Distractions to calm a dog are great training tools. When selecting a distraction, you need to consider the task you want to teach and the level of excitement of your dog. It is also important to consider what rewards are valuable to your dog. It is important to choose an activity that is easy for your dog to learn.

Start with distractions in small areas of your home. Try to distract your dog with a new toy, especially if it squeaks. Another idea is to prepare a safe area for your dog to go during training sessions. It can be an area of your house or a nearby park. The goal is to train your dog to respond to your cues.

Distractions can be in the form of anything. Living things, other dogs, people, critters, and scents all can distract your dog. Food is another distraction that is appealing to dogs. The farther away the distraction is, the less compelling it will be. Changing distractions often requires frequent training sessions.

Changing the distraction is a key step in training your dog. Make sure to use rewards that are high in value. Some dogs love the taste of frozen liver, while others love the tennis ball. Learn what rewards are most valuable to your dog and match them to the difficulty level of the distraction. The highest value rewards should always be reserved for the toughest distractions.

Desensitization

Desensitization is a simple, yet effective method for calming your dog. The first step is to find out what triggers your dog’s stress. You can then work to desensitize him by using counter-conditioning techniques. These techniques involve rewarding your dog with a high-value treat whenever he experiences the trigger sound.

Whether your dog is afraid of the doorbell, the car’s horn, or the sounds of a veterinarian, desensitization is an effective way to reduce his fear. If your dog is afraid of the sound of a stethoscope or a doorbell, for example, you can teach him to walk away from the door. By combining this method with a simple obedience training program, your dog will learn to accept the stethoscope and the loud sound it makes.

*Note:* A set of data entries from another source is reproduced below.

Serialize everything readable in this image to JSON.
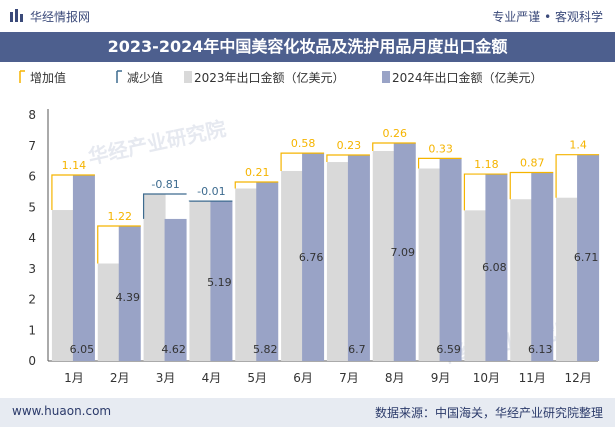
{
  "header": {
    "brand": "华经情报网",
    "tagline": "专业严谨 • 客观科学"
  },
  "title": "2023-2024年中国美容化妆品及洗护用品月度出口金额",
  "footer": {
    "site": "www.huaon.com",
    "source": "数据来源：中国海关，华经产业研究院整理"
  },
  "watermark": "华经产业研究院",
  "colors": {
    "title_bg": "#4d5f8e",
    "bar_2023": "#d9d9d9",
    "bar_2024": "#99a3c6",
    "increase": "#f5b400",
    "decrease": "#3d6b8f"
  },
  "chart_data": {
    "type": "bar",
    "categories": [
      "1月",
      "2月",
      "3月",
      "4月",
      "5月",
      "6月",
      "7月",
      "8月",
      "9月",
      "10月",
      "11月",
      "12月"
    ],
    "series": [
      {
        "name": "2023年出口金额（亿美元）",
        "values": [
          4.91,
          3.17,
          5.43,
          5.2,
          5.61,
          6.18,
          6.47,
          6.83,
          6.26,
          4.9,
          5.26,
          5.31
        ]
      },
      {
        "name": "2024年出口金额（亿美元）",
        "values": [
          6.05,
          4.39,
          4.62,
          5.19,
          5.82,
          6.76,
          6.7,
          7.09,
          6.59,
          6.08,
          6.13,
          6.71
        ]
      }
    ],
    "diff_series": [
      {
        "name": "增加值",
        "sign": "increase"
      },
      {
        "name": "减少值",
        "sign": "decrease"
      }
    ],
    "diff_labels": [
      "1.14",
      "1.22",
      "-0.81",
      "-0.01",
      "0.21",
      "0.58",
      "0.23",
      "0.26",
      "0.33",
      "1.18",
      "0.87",
      "1.4"
    ],
    "value_labels": [
      "6.05",
      "4.39",
      "4.62",
      "5.19",
      "5.82",
      "6.76",
      "6.7",
      "7.09",
      "6.59",
      "6.08",
      "6.13",
      "6.71"
    ],
    "ylim": [
      0,
      8
    ],
    "yticks": [
      0,
      1,
      2,
      3,
      4,
      5,
      6,
      7,
      8
    ],
    "grid": false,
    "legend_position": "top-left"
  }
}
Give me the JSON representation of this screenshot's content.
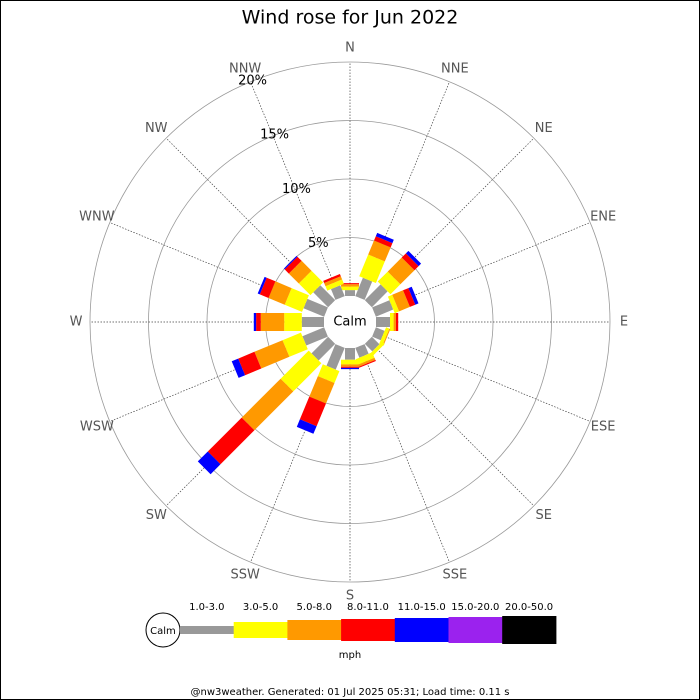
{
  "chart_data": {
    "type": "rose",
    "title": "Wind rose for Jun 2022",
    "categories": [
      "N",
      "NNE",
      "NE",
      "ENE",
      "E",
      "ESE",
      "SE",
      "SSE",
      "S",
      "SSW",
      "SW",
      "WSW",
      "W",
      "WNW",
      "NW",
      "NNW"
    ],
    "series": [
      {
        "name": "1.0-3.0",
        "color": "#999999",
        "values": [
          0.5,
          1.7,
          1.9,
          1.6,
          1.2,
          0.8,
          0.9,
          0.9,
          1.0,
          2.0,
          2.0,
          2.0,
          1.9,
          1.9,
          1.8,
          1.0
        ]
      },
      {
        "name": "3.0-5.0",
        "color": "#ffff00",
        "values": [
          0.3,
          2.0,
          1.2,
          0.4,
          0.3,
          0.3,
          0.3,
          0.5,
          0.4,
          1.1,
          3.4,
          1.7,
          1.5,
          1.6,
          1.4,
          0.4
        ]
      },
      {
        "name": "5.0-8.0",
        "color": "#ff9900",
        "values": [
          0.2,
          1.3,
          1.7,
          1.0,
          0.2,
          0.1,
          0.0,
          0.2,
          0.2,
          1.9,
          4.7,
          2.6,
          2.0,
          1.5,
          1.2,
          0.3
        ]
      },
      {
        "name": "8.0-11.0",
        "color": "#ff0000",
        "values": [
          0.1,
          0.4,
          0.5,
          0.5,
          0.2,
          0.0,
          0.0,
          0.1,
          0.1,
          2.1,
          4.1,
          1.5,
          0.4,
          0.8,
          0.5,
          0.2
        ]
      },
      {
        "name": "11.0-15.0",
        "color": "#0000ff",
        "values": [
          0.0,
          0.3,
          0.3,
          0.3,
          0.0,
          0.0,
          0.0,
          0.0,
          0.1,
          0.7,
          1.2,
          0.6,
          0.2,
          0.2,
          0.1,
          0.0
        ]
      },
      {
        "name": "15.0-20.0",
        "color": "#9b22ee",
        "values": [
          0,
          0,
          0,
          0,
          0,
          0,
          0,
          0,
          0,
          0,
          0,
          0,
          0,
          0,
          0,
          0
        ]
      },
      {
        "name": "20.0-50.0",
        "color": "#000000",
        "values": [
          0,
          0,
          0,
          0,
          0,
          0,
          0,
          0,
          0,
          0,
          0,
          0,
          0,
          0,
          0,
          0
        ]
      }
    ],
    "rlim": [
      0,
      20
    ],
    "rticks": [
      {
        "value": 5,
        "label": "5%"
      },
      {
        "value": 10,
        "label": "10%"
      },
      {
        "value": 15,
        "label": "15%"
      },
      {
        "value": 20,
        "label": "20%"
      }
    ],
    "grid": true,
    "center_label": "Calm",
    "legend_calm_label": "Calm",
    "unit_label": "mph",
    "footer": "@nw3weather. Generated: 01 Jul 2025 05:31; Load time: 0.11 s"
  }
}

Desensitization works by gradually exposing your dog to the trigger, one criterion at a time. Your dog will then respond in a positive manner instead of displaying a fearful response. It may take a few days or several weeks for your dog to become calmer, but it will be worth it in the end.

Desensitization is a process in which your dog gradually becomes less reactive to a specific stimulus. For example, a dog may be extremely scared of adults while mildly terrified of small children. However, if you spend enough time with your dog around children, it can learn to tolerate the trigger. You can spend as little as five minutes a day with your pet. Over time, this can be increased to as much as fifteen minutes.